I set up the trap and wait. I don’t expect anything to happen during the day, and I’m right — I check the pantry right before bedtime and the trap is still in the “ready” position. The next morning I come downstairs and see the trap has sprung — but there’s no mouse there! What kind of lousy engineers … wait a minute … there he is! … the force of the trap must have sent the sucker flinging two feet across the pantry floor. Now all I have to do is dispose of him. I protect my hand with a wad of paper towels and approach the body. I’m within six inches of picking it up when … it moves! It’s not dead! Stupid engineers!
Now I’ve got a numbed, dazed mouse wandering around in my pantry. I close the pantry door and ponder my next move. I go into the living room and read the paper for 15 minutes. I come back and look. He’s still there; he’s barely moved since I left. Maybe he’s too stunned to run away. I decide to try to catch him the same way I’d catch a spider. I put a plastic bowl over him and slide a manilla folder underneath it to pick him up. He doesn’t start scrambling around until he’s completely trapped. As I emerge into the kitchen, my daughter Nora walks in.
“Is that the mouse?”
He is kind of cute. Nora helps me dump him in the bushes in the back yard. He hits the ground with a thud and doesn’t move. Hopefully the cats or the birds will get him soon.
We leave the trap in the pantry for a couple more days, but no more mice take the bait, so I clean it out and put it in the garage with a second, unused trap.
Fast-forward to last night. Greta and I are having our usual glass of wine in the living room before bed when I see something moving near the front door.
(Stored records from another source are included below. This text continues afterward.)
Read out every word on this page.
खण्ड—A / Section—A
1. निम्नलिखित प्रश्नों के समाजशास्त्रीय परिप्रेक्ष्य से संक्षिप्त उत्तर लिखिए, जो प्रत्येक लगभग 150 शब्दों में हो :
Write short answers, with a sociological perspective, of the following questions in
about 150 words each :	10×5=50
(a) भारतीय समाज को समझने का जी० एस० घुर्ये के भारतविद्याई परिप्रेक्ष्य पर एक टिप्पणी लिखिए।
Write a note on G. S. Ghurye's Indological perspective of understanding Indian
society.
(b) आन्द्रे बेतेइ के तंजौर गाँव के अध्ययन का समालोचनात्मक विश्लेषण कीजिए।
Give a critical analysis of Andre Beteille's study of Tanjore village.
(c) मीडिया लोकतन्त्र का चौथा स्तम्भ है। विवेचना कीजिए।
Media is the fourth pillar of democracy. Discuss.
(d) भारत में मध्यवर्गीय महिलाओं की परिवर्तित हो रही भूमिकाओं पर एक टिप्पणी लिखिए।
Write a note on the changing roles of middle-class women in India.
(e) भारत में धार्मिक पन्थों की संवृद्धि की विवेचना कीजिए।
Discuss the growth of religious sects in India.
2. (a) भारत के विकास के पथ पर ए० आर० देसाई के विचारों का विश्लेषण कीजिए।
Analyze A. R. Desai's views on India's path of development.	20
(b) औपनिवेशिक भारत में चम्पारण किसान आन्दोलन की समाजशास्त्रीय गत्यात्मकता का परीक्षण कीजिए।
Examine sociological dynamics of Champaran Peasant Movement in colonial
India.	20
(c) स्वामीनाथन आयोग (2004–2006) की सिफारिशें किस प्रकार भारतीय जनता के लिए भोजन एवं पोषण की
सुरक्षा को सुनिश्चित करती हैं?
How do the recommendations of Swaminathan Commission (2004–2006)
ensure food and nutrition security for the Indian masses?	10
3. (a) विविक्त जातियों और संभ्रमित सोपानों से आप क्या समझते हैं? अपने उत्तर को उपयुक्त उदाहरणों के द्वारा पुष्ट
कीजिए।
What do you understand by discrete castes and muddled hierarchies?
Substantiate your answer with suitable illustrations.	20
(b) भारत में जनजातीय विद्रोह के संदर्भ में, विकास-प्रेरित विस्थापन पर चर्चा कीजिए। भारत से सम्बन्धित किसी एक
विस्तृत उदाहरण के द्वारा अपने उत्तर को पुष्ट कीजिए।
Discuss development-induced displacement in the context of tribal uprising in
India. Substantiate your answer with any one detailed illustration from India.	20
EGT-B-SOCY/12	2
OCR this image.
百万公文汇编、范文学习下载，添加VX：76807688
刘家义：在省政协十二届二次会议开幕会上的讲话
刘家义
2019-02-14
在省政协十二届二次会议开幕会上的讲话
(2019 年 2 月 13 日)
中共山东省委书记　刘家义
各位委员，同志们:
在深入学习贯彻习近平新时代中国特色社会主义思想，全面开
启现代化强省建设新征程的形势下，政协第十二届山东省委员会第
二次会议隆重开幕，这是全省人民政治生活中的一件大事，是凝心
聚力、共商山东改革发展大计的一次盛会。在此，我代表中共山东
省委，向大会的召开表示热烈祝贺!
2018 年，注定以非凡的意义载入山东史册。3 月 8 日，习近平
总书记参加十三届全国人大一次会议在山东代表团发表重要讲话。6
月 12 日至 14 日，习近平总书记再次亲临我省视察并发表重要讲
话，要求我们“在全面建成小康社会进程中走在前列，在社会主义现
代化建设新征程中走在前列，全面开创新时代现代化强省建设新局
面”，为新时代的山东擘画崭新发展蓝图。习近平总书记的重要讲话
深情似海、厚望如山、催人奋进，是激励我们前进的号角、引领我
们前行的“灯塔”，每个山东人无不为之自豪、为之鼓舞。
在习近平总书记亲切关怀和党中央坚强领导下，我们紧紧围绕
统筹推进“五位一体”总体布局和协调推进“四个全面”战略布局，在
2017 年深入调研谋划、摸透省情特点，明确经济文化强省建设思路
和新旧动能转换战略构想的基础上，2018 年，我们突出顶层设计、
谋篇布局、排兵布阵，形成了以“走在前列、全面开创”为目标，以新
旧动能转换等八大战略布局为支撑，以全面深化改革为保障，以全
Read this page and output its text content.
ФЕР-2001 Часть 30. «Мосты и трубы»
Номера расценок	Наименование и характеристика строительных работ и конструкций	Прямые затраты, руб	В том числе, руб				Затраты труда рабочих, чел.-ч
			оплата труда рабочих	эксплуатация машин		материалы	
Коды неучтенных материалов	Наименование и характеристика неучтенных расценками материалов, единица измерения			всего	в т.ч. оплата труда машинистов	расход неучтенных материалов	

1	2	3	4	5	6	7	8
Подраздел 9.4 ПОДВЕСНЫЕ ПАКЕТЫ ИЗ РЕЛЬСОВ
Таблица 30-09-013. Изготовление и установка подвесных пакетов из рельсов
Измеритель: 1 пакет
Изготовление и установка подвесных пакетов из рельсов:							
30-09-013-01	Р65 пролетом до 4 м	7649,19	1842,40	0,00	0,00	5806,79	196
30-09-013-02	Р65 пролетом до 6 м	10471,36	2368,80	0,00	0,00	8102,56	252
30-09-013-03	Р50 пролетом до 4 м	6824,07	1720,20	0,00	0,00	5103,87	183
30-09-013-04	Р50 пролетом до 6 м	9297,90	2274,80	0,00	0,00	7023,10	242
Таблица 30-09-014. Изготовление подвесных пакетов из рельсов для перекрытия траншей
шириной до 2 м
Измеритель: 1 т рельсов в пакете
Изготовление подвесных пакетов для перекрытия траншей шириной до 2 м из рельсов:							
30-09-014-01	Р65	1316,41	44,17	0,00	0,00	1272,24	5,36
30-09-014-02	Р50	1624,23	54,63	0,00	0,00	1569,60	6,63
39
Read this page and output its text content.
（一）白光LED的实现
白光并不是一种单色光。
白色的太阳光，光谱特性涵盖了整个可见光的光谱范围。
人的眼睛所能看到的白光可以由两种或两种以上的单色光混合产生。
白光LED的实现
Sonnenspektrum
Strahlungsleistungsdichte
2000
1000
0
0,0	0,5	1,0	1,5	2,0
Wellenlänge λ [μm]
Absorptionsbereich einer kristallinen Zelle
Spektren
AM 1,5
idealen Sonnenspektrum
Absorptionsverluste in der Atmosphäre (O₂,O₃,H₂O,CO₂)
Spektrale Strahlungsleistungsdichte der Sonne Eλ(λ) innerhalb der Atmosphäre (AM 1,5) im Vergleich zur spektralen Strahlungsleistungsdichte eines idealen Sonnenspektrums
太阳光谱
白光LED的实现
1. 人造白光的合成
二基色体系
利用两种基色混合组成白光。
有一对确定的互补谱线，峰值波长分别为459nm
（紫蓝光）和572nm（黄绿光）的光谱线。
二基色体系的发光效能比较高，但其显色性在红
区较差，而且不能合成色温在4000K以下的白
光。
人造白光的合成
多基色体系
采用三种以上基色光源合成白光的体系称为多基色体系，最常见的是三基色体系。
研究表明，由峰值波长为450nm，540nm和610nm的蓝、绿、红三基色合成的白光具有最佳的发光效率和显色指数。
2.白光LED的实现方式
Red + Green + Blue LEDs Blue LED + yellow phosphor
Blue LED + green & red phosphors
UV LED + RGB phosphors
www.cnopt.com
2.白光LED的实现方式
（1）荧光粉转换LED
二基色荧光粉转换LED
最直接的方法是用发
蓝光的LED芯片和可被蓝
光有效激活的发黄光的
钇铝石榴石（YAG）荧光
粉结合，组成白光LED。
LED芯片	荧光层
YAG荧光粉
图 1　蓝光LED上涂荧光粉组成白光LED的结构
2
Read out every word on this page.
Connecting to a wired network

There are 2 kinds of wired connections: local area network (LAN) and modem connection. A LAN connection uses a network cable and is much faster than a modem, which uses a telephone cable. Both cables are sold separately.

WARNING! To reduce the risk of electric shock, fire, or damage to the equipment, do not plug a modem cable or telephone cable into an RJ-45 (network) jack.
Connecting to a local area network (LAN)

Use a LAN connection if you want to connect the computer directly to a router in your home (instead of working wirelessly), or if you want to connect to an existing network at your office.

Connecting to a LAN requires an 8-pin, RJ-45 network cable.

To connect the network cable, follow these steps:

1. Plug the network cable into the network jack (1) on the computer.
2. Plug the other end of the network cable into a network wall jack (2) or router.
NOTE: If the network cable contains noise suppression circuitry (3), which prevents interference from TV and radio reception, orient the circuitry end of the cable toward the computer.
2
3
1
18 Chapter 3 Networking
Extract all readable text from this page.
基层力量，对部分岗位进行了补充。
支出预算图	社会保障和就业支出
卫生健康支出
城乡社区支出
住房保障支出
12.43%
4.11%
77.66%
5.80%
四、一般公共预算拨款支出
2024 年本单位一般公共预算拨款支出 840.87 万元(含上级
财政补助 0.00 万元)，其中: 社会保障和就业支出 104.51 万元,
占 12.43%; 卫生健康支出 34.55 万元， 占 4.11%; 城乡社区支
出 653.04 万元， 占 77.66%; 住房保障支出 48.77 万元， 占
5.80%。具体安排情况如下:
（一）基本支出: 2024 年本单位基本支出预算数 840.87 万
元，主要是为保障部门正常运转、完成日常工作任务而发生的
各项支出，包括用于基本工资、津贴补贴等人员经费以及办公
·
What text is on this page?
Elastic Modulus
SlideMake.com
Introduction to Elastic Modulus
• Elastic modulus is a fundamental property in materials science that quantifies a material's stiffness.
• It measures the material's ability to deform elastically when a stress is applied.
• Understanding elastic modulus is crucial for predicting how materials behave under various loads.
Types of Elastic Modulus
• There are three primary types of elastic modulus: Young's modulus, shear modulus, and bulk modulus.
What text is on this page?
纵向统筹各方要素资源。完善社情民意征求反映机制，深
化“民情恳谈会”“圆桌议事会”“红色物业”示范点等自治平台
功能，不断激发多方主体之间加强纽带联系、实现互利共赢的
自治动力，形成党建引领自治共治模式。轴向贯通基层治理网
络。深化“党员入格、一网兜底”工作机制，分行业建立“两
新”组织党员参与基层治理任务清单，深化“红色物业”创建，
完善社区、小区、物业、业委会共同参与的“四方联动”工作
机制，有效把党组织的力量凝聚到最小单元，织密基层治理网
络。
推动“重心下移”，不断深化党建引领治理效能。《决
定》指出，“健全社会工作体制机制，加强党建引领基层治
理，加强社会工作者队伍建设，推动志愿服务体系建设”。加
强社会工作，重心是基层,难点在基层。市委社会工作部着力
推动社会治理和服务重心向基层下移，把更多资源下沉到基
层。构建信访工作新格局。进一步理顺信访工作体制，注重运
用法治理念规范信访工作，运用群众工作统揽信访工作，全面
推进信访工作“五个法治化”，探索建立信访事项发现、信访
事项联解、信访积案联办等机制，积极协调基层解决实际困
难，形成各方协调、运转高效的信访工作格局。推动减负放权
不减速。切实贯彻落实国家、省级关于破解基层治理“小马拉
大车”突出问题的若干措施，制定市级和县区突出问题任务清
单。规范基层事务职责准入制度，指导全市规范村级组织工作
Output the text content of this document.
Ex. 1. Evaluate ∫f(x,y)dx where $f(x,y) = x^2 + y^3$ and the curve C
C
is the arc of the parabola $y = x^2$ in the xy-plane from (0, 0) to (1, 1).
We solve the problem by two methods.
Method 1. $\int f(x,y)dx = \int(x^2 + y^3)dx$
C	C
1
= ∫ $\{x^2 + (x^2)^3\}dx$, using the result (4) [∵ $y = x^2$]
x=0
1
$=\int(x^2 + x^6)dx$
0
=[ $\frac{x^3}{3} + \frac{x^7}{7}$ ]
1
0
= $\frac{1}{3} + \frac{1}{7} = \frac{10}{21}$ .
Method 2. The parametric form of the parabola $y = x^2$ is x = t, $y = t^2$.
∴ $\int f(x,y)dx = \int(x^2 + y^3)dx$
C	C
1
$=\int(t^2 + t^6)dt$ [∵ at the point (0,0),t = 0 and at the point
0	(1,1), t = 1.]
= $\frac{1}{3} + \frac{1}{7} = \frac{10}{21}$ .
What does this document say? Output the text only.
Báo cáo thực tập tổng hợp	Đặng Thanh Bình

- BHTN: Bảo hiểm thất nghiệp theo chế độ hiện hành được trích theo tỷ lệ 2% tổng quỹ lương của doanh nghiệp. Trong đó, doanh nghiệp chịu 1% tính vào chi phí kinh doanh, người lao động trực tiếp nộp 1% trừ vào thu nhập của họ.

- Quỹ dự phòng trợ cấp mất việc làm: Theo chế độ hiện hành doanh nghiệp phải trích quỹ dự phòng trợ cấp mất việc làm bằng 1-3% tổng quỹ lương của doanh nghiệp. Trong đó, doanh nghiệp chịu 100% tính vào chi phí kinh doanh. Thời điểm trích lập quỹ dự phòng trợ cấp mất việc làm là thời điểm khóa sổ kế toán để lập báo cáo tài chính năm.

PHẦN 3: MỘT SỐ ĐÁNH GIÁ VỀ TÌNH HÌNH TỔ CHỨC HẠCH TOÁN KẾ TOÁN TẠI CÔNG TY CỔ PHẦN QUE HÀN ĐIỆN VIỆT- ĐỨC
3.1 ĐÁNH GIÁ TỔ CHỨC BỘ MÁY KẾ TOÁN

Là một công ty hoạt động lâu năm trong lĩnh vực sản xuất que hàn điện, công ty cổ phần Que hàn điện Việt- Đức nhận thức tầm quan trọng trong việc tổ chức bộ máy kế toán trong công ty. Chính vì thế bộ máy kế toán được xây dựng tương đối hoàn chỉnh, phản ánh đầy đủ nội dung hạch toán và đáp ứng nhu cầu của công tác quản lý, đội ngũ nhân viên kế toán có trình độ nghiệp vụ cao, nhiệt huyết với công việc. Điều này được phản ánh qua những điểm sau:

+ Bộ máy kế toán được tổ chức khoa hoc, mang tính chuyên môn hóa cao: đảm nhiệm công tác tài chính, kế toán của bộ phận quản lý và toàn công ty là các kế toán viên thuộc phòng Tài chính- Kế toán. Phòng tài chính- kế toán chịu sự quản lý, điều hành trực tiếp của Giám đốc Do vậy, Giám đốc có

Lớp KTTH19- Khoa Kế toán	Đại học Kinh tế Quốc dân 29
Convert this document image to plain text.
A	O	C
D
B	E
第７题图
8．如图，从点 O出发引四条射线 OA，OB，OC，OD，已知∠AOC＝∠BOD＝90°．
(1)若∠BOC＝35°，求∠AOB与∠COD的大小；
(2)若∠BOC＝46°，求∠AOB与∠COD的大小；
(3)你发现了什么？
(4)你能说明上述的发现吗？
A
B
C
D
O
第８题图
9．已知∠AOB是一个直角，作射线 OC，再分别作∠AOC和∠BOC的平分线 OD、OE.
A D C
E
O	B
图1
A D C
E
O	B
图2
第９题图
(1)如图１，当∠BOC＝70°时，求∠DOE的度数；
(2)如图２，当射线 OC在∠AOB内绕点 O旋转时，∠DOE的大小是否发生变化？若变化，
Then Greta and I both see it scramble under the couch she’s sitting on — it’s definitely a mouse. Not again! Greta thinks they’re getting in through the heating register in the kitchen — it does seem to be cracked open wide enough for a determined mouse to squeeze through. We set two traps, one by the register and one in the pantry.
This morning, the trap by the register has been sprung, but there’s no mouse in sight. Damned engineers! We have breakfast, send the kids off to school, and I go for my run while Greta takes a shower. She greets me at the door when I’m finished with the run. “Dave! There’s a mouse sitting right out in the open in the hall!”
We look, and sure enough, it’s still there. “What, do these traps just make the mice stupid enough for us to catch them?” Greta asks. The mouse sits there patiently while I find a plastic jar to catch it with. It struggles even less than the first one.
Needless to say, I’ll be heading back to Lowes this afternoon. I’ll be picking up some duct tape to seal up that register, and maybe some of those old-fashioned wooden traps with the newfangled plastic bait.